Śrī Tathâta, plus de huit cents personnes ont suivi votre enseignement sur le Dharma dans le Lot, cet été. Des personnes de toutes confessions, bouddhistes, musulmans, juifs, chrétiens, étaient présentes, également des athées.... Pourquoi les Occidentaux ont-ils tant besoin pour leur sâdhana – leur pratique spirituelle - de cette proximité d’âme avec la spiritualité indienne ?
 
" Une sâdhana est essentielle pour notre évolution intérieure, l’éveil de notre âme, pour l’évolution de la Conscience. La sâdhana que je transmets correspond à la grande tradition de la Voie du Milieu, qui prend en compte à la fois la vie spirituelle et la dimension matérielle de l’existence. Une pratique spirituelle permet à l’énergie cosmique de rayonner au niveau du corps, de l’esprit et du prâna (l’élan vital). Il n’y a aucune différence entre les besoins profonds des Indiens et ceux des Occidentaux : les bienfaits d’une pratique spirituelle sont les mêmes pour tous les êtres humains de la terre ! Au cours de l’histoire, de nombreux Maîtres de toutes les traditions sont venus enseigner des sâdhanas pour l’éveil de la conscience du monde.

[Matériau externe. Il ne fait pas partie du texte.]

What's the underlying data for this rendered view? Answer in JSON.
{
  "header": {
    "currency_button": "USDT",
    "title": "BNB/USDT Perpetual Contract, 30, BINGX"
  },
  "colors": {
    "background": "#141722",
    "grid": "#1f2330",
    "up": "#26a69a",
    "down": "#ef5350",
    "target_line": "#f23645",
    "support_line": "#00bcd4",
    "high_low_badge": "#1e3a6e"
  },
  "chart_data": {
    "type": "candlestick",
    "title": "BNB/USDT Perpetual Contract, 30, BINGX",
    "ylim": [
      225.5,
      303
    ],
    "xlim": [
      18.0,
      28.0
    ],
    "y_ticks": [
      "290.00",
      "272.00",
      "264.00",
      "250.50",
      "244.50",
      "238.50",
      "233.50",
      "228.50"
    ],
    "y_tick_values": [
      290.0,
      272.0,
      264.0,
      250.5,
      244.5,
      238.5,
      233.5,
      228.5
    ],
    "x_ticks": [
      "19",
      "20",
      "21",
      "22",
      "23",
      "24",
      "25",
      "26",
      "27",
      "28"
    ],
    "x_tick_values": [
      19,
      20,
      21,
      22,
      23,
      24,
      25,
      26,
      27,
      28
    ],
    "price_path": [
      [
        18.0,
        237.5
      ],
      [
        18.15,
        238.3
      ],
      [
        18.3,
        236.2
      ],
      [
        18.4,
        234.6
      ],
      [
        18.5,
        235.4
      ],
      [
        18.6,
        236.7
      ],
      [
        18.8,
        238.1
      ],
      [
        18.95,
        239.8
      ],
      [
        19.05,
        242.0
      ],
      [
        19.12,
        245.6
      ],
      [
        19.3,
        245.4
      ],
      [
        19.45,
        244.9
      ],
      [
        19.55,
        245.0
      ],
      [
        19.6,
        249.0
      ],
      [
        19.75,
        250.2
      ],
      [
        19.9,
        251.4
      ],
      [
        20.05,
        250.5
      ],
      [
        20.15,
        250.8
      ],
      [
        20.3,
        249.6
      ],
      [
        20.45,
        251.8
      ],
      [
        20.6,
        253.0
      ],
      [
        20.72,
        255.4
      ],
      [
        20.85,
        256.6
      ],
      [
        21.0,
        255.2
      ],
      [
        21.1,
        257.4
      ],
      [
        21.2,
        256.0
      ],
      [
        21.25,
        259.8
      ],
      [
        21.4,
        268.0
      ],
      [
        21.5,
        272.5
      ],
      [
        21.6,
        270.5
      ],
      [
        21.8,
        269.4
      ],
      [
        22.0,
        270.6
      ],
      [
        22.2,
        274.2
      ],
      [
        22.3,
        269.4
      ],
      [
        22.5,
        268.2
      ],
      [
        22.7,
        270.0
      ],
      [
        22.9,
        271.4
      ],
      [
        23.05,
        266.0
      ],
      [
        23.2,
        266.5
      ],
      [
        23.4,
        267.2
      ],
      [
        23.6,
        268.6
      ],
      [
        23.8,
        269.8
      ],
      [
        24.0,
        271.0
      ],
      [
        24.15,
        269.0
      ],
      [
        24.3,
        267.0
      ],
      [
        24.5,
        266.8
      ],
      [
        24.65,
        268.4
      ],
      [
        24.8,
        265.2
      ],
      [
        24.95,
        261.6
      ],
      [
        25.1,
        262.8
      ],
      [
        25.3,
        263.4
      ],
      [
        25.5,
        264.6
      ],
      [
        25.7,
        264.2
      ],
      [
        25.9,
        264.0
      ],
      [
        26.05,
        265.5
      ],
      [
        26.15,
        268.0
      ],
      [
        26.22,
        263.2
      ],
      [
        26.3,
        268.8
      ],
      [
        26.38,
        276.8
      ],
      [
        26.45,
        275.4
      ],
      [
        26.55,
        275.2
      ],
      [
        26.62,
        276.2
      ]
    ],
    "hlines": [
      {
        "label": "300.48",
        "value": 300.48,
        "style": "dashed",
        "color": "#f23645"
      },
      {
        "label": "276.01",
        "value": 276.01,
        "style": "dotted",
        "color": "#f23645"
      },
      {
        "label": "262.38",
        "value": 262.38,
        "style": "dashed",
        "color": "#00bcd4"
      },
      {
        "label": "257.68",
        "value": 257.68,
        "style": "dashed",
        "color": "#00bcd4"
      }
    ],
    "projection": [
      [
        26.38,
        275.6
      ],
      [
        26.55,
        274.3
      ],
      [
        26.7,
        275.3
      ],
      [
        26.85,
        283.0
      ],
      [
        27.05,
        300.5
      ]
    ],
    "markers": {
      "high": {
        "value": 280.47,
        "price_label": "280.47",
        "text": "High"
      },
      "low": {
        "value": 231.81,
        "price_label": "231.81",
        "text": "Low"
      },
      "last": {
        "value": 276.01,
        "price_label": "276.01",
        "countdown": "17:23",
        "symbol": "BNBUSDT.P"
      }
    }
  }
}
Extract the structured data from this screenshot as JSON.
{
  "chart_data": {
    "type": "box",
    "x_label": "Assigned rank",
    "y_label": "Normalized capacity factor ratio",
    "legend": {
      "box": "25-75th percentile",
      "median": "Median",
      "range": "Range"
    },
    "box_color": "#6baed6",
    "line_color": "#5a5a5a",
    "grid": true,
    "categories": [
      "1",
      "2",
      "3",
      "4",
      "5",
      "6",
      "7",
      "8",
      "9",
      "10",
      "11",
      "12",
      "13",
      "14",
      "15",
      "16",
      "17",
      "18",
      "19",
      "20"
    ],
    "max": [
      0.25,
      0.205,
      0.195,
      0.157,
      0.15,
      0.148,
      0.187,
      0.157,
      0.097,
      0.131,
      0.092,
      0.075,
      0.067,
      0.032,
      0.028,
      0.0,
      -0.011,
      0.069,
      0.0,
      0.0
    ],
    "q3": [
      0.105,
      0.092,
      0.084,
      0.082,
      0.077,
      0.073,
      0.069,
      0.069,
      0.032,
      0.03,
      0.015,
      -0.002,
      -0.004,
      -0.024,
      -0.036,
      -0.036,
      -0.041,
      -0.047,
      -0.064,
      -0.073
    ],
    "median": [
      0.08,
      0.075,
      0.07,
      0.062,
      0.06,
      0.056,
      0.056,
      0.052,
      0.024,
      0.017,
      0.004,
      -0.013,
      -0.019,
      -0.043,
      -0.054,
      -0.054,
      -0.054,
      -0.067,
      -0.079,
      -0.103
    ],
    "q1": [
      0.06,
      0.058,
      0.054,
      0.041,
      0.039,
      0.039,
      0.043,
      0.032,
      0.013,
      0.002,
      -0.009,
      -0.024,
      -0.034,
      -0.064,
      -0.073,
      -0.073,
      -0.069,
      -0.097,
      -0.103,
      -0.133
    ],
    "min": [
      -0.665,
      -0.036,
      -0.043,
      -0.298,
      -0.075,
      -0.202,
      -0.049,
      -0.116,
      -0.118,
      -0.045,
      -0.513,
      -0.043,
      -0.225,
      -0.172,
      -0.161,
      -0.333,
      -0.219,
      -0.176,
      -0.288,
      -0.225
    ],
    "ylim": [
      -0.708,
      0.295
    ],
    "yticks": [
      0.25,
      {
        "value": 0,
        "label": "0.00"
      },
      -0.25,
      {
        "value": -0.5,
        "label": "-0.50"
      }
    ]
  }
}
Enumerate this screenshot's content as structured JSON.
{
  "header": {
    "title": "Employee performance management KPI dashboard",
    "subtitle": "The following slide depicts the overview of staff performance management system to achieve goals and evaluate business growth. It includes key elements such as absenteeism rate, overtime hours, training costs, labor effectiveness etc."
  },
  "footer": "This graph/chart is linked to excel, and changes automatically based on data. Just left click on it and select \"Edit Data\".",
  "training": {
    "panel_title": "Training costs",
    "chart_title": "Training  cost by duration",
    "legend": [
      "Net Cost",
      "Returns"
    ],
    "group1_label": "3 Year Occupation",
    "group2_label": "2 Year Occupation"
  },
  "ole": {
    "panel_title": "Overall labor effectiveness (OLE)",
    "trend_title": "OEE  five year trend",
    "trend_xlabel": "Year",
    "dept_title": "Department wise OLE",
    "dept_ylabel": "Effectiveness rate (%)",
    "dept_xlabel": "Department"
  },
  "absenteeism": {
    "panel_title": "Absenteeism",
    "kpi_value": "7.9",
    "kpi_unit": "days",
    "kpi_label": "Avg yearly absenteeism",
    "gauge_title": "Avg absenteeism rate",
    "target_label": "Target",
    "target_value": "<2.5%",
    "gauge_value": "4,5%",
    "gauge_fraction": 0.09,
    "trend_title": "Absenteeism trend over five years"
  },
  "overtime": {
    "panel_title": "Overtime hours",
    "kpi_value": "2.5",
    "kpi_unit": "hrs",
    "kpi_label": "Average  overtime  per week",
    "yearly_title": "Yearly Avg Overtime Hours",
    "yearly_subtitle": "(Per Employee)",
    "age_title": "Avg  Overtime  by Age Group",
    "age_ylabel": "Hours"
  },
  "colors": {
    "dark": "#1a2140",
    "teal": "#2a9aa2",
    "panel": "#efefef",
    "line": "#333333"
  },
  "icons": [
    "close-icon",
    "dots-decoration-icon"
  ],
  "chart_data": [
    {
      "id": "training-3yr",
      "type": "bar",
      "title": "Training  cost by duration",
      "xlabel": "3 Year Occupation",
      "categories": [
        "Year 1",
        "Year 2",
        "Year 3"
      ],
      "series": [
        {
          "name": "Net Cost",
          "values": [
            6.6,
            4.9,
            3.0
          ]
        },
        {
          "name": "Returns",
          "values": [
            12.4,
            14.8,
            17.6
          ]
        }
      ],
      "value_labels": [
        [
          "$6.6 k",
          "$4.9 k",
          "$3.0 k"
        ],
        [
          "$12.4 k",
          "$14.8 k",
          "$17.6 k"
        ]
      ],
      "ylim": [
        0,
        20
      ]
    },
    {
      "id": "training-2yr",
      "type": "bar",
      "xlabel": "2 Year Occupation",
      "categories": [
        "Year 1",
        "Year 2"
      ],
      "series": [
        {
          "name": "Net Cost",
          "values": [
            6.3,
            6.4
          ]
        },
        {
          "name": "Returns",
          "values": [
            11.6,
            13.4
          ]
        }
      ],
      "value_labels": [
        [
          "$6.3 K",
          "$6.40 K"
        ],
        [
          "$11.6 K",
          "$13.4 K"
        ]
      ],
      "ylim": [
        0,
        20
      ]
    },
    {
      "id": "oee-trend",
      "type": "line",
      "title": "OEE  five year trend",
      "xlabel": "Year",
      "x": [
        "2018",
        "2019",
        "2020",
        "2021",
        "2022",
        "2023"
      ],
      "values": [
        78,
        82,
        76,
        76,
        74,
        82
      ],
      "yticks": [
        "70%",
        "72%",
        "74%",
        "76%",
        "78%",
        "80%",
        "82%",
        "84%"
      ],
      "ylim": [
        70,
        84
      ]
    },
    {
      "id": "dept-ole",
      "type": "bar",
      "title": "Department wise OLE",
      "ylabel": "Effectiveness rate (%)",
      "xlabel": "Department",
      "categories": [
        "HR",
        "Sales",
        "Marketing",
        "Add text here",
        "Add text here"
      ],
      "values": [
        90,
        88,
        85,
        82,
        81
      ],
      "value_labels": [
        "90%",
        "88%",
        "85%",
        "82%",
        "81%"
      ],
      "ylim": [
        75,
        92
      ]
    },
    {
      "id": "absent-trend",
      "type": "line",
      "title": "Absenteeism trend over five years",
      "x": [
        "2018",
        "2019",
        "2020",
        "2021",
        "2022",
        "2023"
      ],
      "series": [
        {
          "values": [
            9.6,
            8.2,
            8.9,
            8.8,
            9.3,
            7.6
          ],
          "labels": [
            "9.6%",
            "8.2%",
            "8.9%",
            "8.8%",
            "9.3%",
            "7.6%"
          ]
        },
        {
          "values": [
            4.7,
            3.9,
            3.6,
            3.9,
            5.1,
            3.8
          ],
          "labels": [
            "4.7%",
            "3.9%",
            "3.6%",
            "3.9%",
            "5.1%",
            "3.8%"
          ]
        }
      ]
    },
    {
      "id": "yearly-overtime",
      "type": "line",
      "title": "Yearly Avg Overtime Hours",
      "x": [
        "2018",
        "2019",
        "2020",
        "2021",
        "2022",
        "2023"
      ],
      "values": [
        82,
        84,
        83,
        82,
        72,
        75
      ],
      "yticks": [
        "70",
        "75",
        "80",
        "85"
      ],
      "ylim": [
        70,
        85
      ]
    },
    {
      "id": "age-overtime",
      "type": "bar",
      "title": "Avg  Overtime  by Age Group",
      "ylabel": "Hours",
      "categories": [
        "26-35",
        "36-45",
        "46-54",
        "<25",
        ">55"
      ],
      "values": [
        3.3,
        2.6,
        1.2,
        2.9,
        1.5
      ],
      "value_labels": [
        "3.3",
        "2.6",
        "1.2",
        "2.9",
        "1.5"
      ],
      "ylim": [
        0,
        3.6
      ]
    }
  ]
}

Mais en essence l’âme est Une. Ainsi l’enseignement du Dharma est universel."
 
-Vous dites que la spiritualité n’est pas la religion… ? N’est ce pas de cette eau spirituelle universelle contenue dans votre enseignement dont les centaines de disciples occidentaux ont réellement soif ?
 
" Oui, il y a une différence entre la religion et la spiritualité. L’enseignement du Dharma par les Rishis - les mystiques visionnaires de l’Inde - n’était pas une religion. Le Dharma est un autre mot pour qualifier la « Réalité ultime ». En ce sens, l’enseignement des Rishis était universel. Les religions, colorées par une culture, servent d’intermédiaires entre les êtres et la Réalité ultime. Mais le Dharma transcende toutes les limitations, les cultures, les religions et ouvre à une conscience divine infinie. Le Dharma est au-delà de toutes catégories et s’adresse à l’humanité entière. Un musulman, un juif ou un chrétien peut suivre la voie du Dharma sans nier sa religion. L’évolution de la conscience passe par cette pratique universelle du Dharma. Quand on pratique le Dharma, on accède aux plus hauts niveaux de conscience. Le Dharma est un chant écrit pour tous. Il n’y a pas un Dharma indien ou français ! La Réalité ultime doit être pensée comme un Tout. A ce niveau de conscience, toutes les distinctions de cultures ou d’appartenances religieuses disparaissent. Le Dharma est Un. La Réalité ultime est Une. La Vérité est Une. Le bonheur ultime est Un."